Well, I'm not one of those people. I like waking up with the sun and driving to work in the daylight. The idea that DST solves anything absolutely blows my mind. If you want the ability to start your work day earlier and end it earlier, that seems like a worker protection bill that needs to be passed. DST is the kludgiest kludge that ever kludged.
Where I live June sunrise (with DST) is 5:11am and sunset is 8:21pm (a city on the American east coast). I just can’t imagine a majority of people would want 4:11 rising and 7:21 setting.
Clock is a social contract. China has just one time zone and it seems to work fine.
The thing about DST is it makes every scheduled event move, all at the same time.
It shifts my contracted start time at work, my first meeting, when places start serving lunch, when my kid needs to get to ballet class, when my sportsball club meets, and when the supermarket closes. All at once.
Lawmakers changing the time shown on clocks is, I think, a lot easier than society changing the social contract.
In June, they wouldn't. That's why we currently change the clocks. But changing the clocks sucks, so you have to optimize for either the winter or the summer.
In the summer, we already have lots of sunlight regardless, so it doesn't make sense to optimize for that.
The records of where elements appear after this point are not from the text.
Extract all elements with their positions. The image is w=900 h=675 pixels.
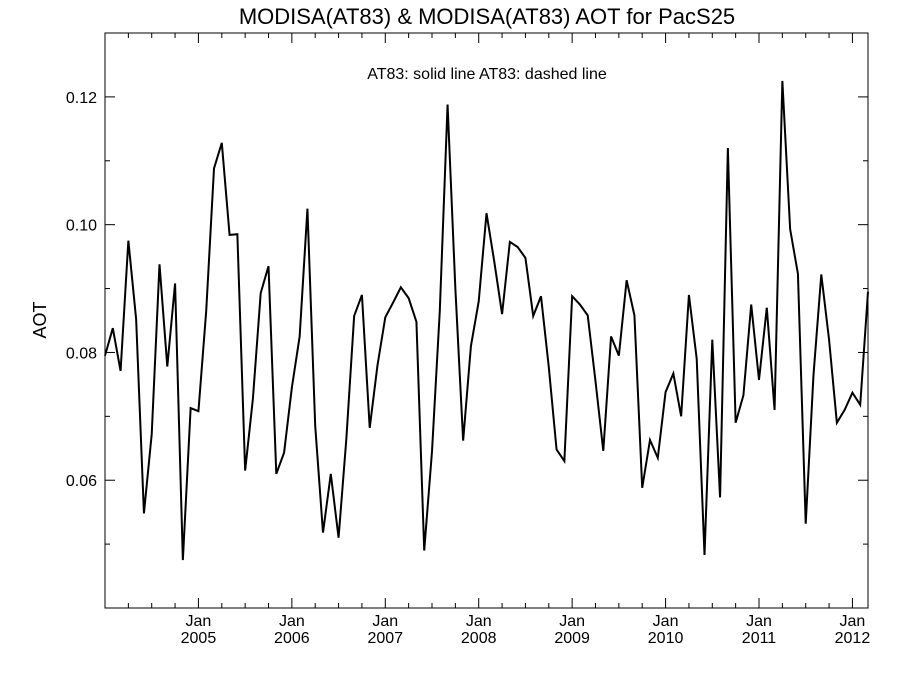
x-tick-year-label: 2009 — [554, 630, 590, 647]
x-tick-year-label: 2005 — [181, 630, 217, 647]
y-tick-label: 0.12 — [66, 90, 97, 107]
series-line — [104, 80, 869, 561]
x-tick-month-label: Jan — [466, 613, 492, 630]
x-tick-month-label: Jan — [653, 613, 679, 630]
series-group — [104, 80, 869, 561]
x-tick-year-label: 2007 — [367, 630, 403, 647]
x-tick-year-label: 2010 — [648, 630, 684, 647]
x-tick-year-label: 2012 — [835, 630, 871, 647]
x-tick-year-label: 2006 — [274, 630, 310, 647]
x-tick-month-label: Jan — [559, 613, 585, 630]
axis-tick-labels: 0.060.080.100.12Jan2005Jan2006Jan2007Jan… — [66, 90, 870, 647]
x-tick-month-label: Jan — [746, 613, 772, 630]
y-tick-label: 0.10 — [66, 218, 97, 235]
legend-annotation: AT83: solid line AT83: dashed line — [367, 66, 607, 83]
plot-frame — [104, 32, 869, 609]
x-tick-month-label: Jan — [840, 613, 866, 630]
y-tick-label: 0.08 — [66, 345, 97, 362]
chart-title: MODISA(AT83) & MODISA(AT83) AOT for PacS… — [239, 4, 735, 29]
axis-ticks — [105, 33, 868, 608]
x-tick-year-label: 2008 — [461, 630, 497, 647]
y-tick-label: 0.06 — [66, 473, 97, 490]
x-tick-month-label: Jan — [186, 613, 212, 630]
x-tick-month-label: Jan — [372, 613, 398, 630]
y-axis-label: AOT — [30, 301, 50, 338]
x-tick-year-label: 2011 — [742, 630, 777, 647]
x-tick-month-label: Jan — [279, 613, 305, 630]
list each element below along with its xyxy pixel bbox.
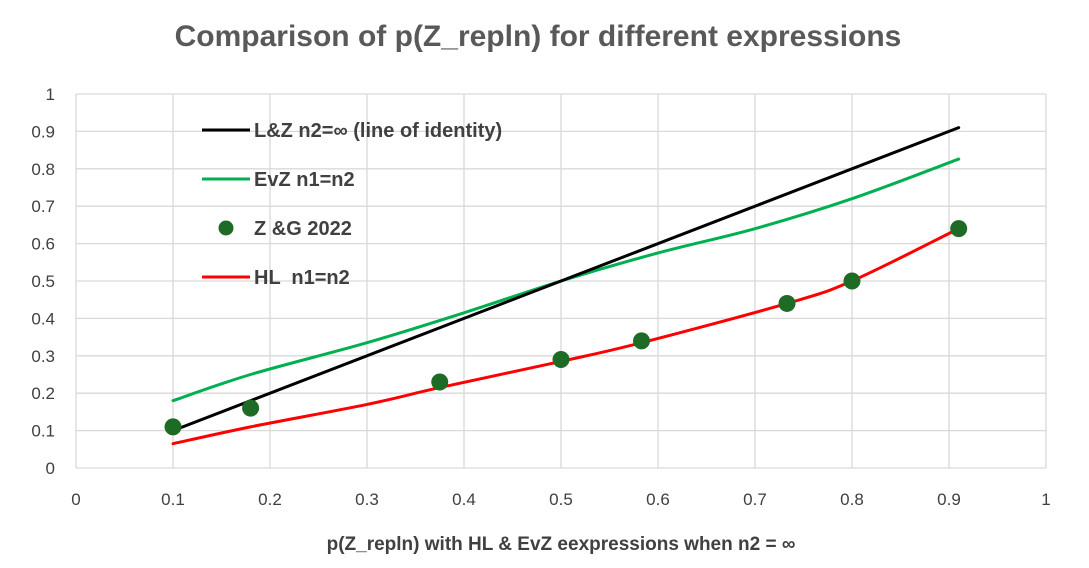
legend-label-hl: HL n1=n2 <box>254 267 350 289</box>
x-tick-label: 0.3 <box>355 490 379 509</box>
legend-item-evz: EvZ n1=n2 <box>202 169 355 191</box>
x-tick-label: 1 <box>1041 490 1050 509</box>
series-lz-line <box>171 126 961 433</box>
x-tick-label: 0 <box>71 490 80 509</box>
y-tick-labels: 0 0.1 0.2 0.3 0.4 0.5 0.6 0.7 0.8 0.9 1 <box>31 85 55 478</box>
x-tick-label: 0.6 <box>646 490 670 509</box>
plot-area <box>164 126 968 446</box>
y-tick-label: 0.2 <box>31 384 55 403</box>
y-tick-label: 0.3 <box>31 347 55 366</box>
series-zg-points <box>164 220 968 436</box>
data-point <box>950 220 968 238</box>
legend: L&Z n2=∞ (line of identity) EvZ n1=n2 Z … <box>202 120 502 289</box>
x-tick-label: 0.9 <box>937 490 961 509</box>
y-tick-label: 0.8 <box>31 160 55 179</box>
y-tick-label: 0.9 <box>31 122 55 141</box>
legend-item-hl: HL n1=n2 <box>202 267 350 289</box>
y-tick-label: 1 <box>46 85 55 104</box>
x-tick-label: 0.7 <box>743 490 767 509</box>
series-hl-line <box>171 227 961 446</box>
legend-label-lz: L&Z n2=∞ (line of identity) <box>254 120 502 142</box>
x-tick-label: 0.4 <box>452 490 476 509</box>
y-tick-label: 0.7 <box>31 197 55 216</box>
x-tick-label: 0.2 <box>258 490 282 509</box>
x-tick-label: 0.1 <box>161 490 185 509</box>
legend-label-zg: Z &G 2022 <box>254 218 352 240</box>
x-tick-label: 0.5 <box>549 490 573 509</box>
y-tick-label: 0.6 <box>31 235 55 254</box>
x-tick-labels: 0 0.1 0.2 0.3 0.4 0.5 0.6 0.7 0.8 0.9 1 <box>71 490 1050 509</box>
data-point <box>633 332 651 350</box>
chart-title: Comparison of p(Z_repln) for different e… <box>175 20 902 53</box>
data-point <box>431 373 449 391</box>
y-tick-label: 0 <box>46 459 55 478</box>
y-tick-label: 0.1 <box>31 422 55 441</box>
data-point <box>552 351 570 369</box>
legend-swatch-zg <box>218 220 234 236</box>
x-axis-label: p(Z_repln) with HL & EvZ eexpressions wh… <box>327 534 796 555</box>
x-tick-label: 0.8 <box>840 490 864 509</box>
legend-label-evz: EvZ n1=n2 <box>254 169 355 191</box>
data-point <box>164 418 182 436</box>
data-point <box>778 294 796 312</box>
legend-item-zg: Z &G 2022 <box>218 218 352 240</box>
y-tick-label: 0.5 <box>31 272 55 291</box>
data-point <box>843 272 861 290</box>
data-point <box>242 399 260 417</box>
y-tick-label: 0.4 <box>31 309 55 328</box>
legend-item-lz: L&Z n2=∞ (line of identity) <box>202 120 502 142</box>
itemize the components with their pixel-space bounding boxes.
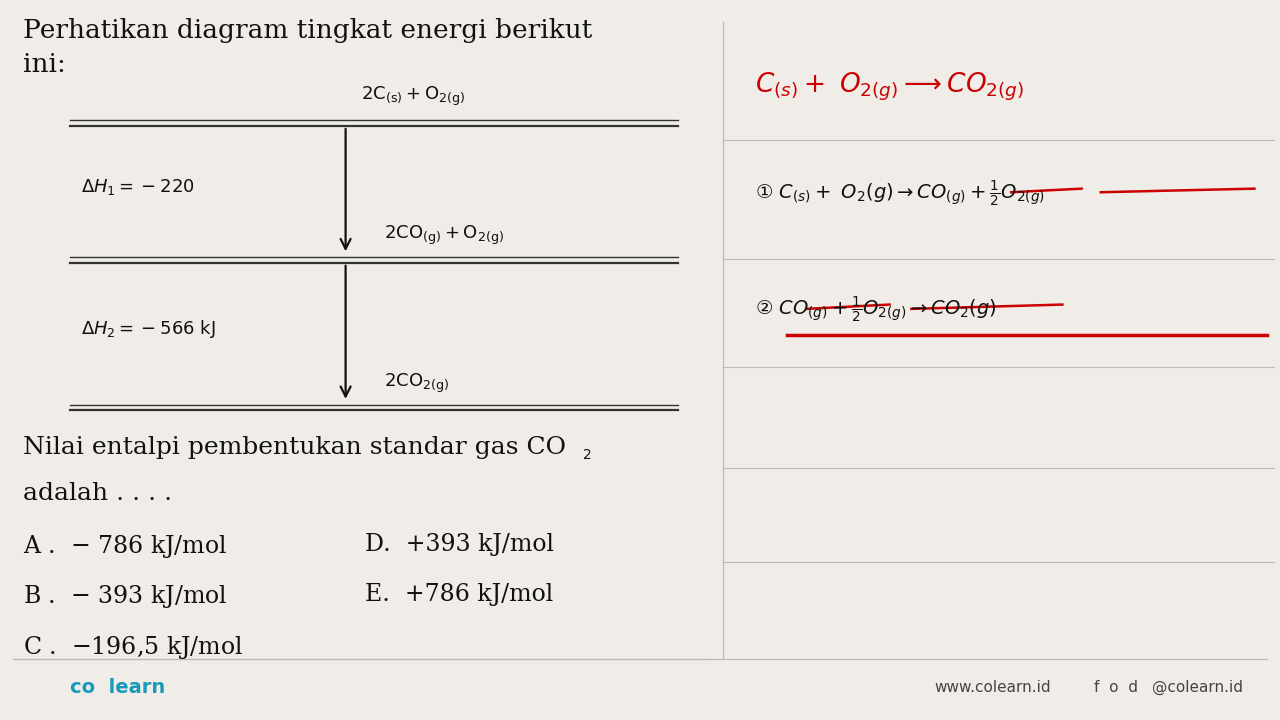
- Text: ② $CO_{(g)}+\frac{1}{2}O_{2(g)} \rightarrow CO_2(g)$: ② $CO_{(g)}+\frac{1}{2}O_{2(g)} \rightar…: [755, 294, 997, 325]
- Text: $\mathrm{2C_{(s)} + O_{2(g)}}$: $\mathrm{2C_{(s)} + O_{2(g)}}$: [361, 85, 465, 108]
- Text: $\Delta H_1 = -220$: $\Delta H_1 = -220$: [81, 177, 195, 197]
- Text: co  learn: co learn: [70, 678, 165, 697]
- Text: @colearn.id: @colearn.id: [1152, 680, 1243, 696]
- Text: Nilai entalpi pembentukan standar gas CO: Nilai entalpi pembentukan standar gas CO: [23, 436, 566, 459]
- Text: adalah . . . .: adalah . . . .: [23, 482, 173, 505]
- Text: $\Delta H_2 = -566\ \mathrm{kJ}$: $\Delta H_2 = -566\ \mathrm{kJ}$: [81, 318, 215, 341]
- Text: ① $C_{(s)}+\ O_2(g) \rightarrow CO_{(g)}+\frac{1}{2}O_{2(g)}$: ① $C_{(s)}+\ O_2(g) \rightarrow CO_{(g)}…: [755, 179, 1046, 210]
- Text: E.  +786 kJ/mol: E. +786 kJ/mol: [365, 583, 553, 606]
- Text: $\mathrm{2CO_{(g)} + O_{2(g)}}$: $\mathrm{2CO_{(g)} + O_{2(g)}}$: [384, 224, 504, 247]
- Text: $_2$: $_2$: [582, 444, 591, 462]
- Text: D.  +393 kJ/mol: D. +393 kJ/mol: [365, 533, 554, 556]
- Text: B .  $-$ 393 kJ/mol: B . $-$ 393 kJ/mol: [23, 583, 228, 610]
- Text: Perhatikan diagram tingkat energi berikut: Perhatikan diagram tingkat energi beriku…: [23, 18, 593, 43]
- Text: ini:: ini:: [23, 52, 65, 77]
- Text: A .  $-$ 786 kJ/mol: A . $-$ 786 kJ/mol: [23, 533, 228, 560]
- Text: f  o  d: f o d: [1094, 680, 1138, 695]
- Text: www.colearn.id: www.colearn.id: [934, 680, 1051, 695]
- Text: $\mathrm{2CO_{2(g)}}$: $\mathrm{2CO_{2(g)}}$: [384, 372, 449, 395]
- Text: C .  $-$196,5 kJ/mol: C . $-$196,5 kJ/mol: [23, 634, 243, 661]
- Text: $C_{(s)}+\ O_{2(g)} \longrightarrow CO_{2(g)}$: $C_{(s)}+\ O_{2(g)} \longrightarrow CO_{…: [755, 71, 1024, 102]
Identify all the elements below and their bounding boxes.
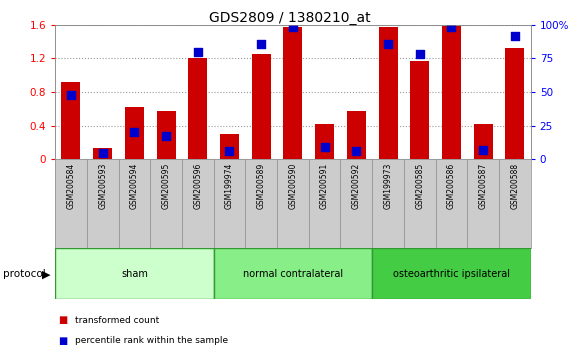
Point [447, 25, 456, 30]
Text: GSM200595: GSM200595 [162, 163, 171, 209]
FancyBboxPatch shape [55, 248, 213, 299]
Bar [157, 112, 176, 159]
Point [98, 150, 107, 155]
Text: GSM200586: GSM200586 [447, 163, 456, 209]
Bar [442, 27, 461, 159]
Text: GDS2809 / 1380210_at: GDS2809 / 1380210_at [209, 11, 371, 25]
Text: GSM200584: GSM200584 [67, 163, 75, 209]
Text: ■: ■ [58, 315, 67, 325]
Text: sham: sham [121, 269, 148, 280]
Point [66, 92, 75, 98]
Text: normal contralateral: normal contralateral [243, 269, 343, 280]
Text: protocol: protocol [3, 269, 46, 280]
Point [193, 49, 202, 55]
Text: GSM200591: GSM200591 [320, 163, 329, 209]
Text: ■: ■ [58, 336, 67, 346]
Bar [93, 148, 112, 159]
Text: percentile rank within the sample: percentile rank within the sample [75, 336, 229, 345]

Winter sucks anyways when you live in the north. I grew up at 56 degrees north and you are cooked no matter what is done. Better to optimize April-October.
> If you want the ability to start your work day earlier and end it earlier, that seems like a worker protection bill that needs to be passed.
I don't think that's very realistic though is it? School times are fixed and that anchors a lot of families to those specific times, and businesses tend to have set hours.
Changing the time to give people more light in the evening frees up a bunch of people to enjoy some sunlight without making it a whole fight to have different hours at work.
School and the workday already awkwardly don't work together. Schools often end an hour or two after the traditional work day. It wouldn't be crazy to have an effective 'DST' via just adjusting the school start/end times -- start at 10am for part of the year dammit.
It's the obvious real solution that sidesteps all the personal-preference-driven claims on what option is "objectively" better/healthier/whatever, but corporate society isn't ready for it I guess
>If you want the ability to start your work day earlier and end it earlier, that seems like a worker protection bill that needs to be passed.
If that's what passes for aspiration these days then the labour movement truly is dead.
It's been dead ever since workers thought 40h work weeks and 2 weeks off a year was a good deal.
yeah im curious if people will end up liking it. sucks from my perspective.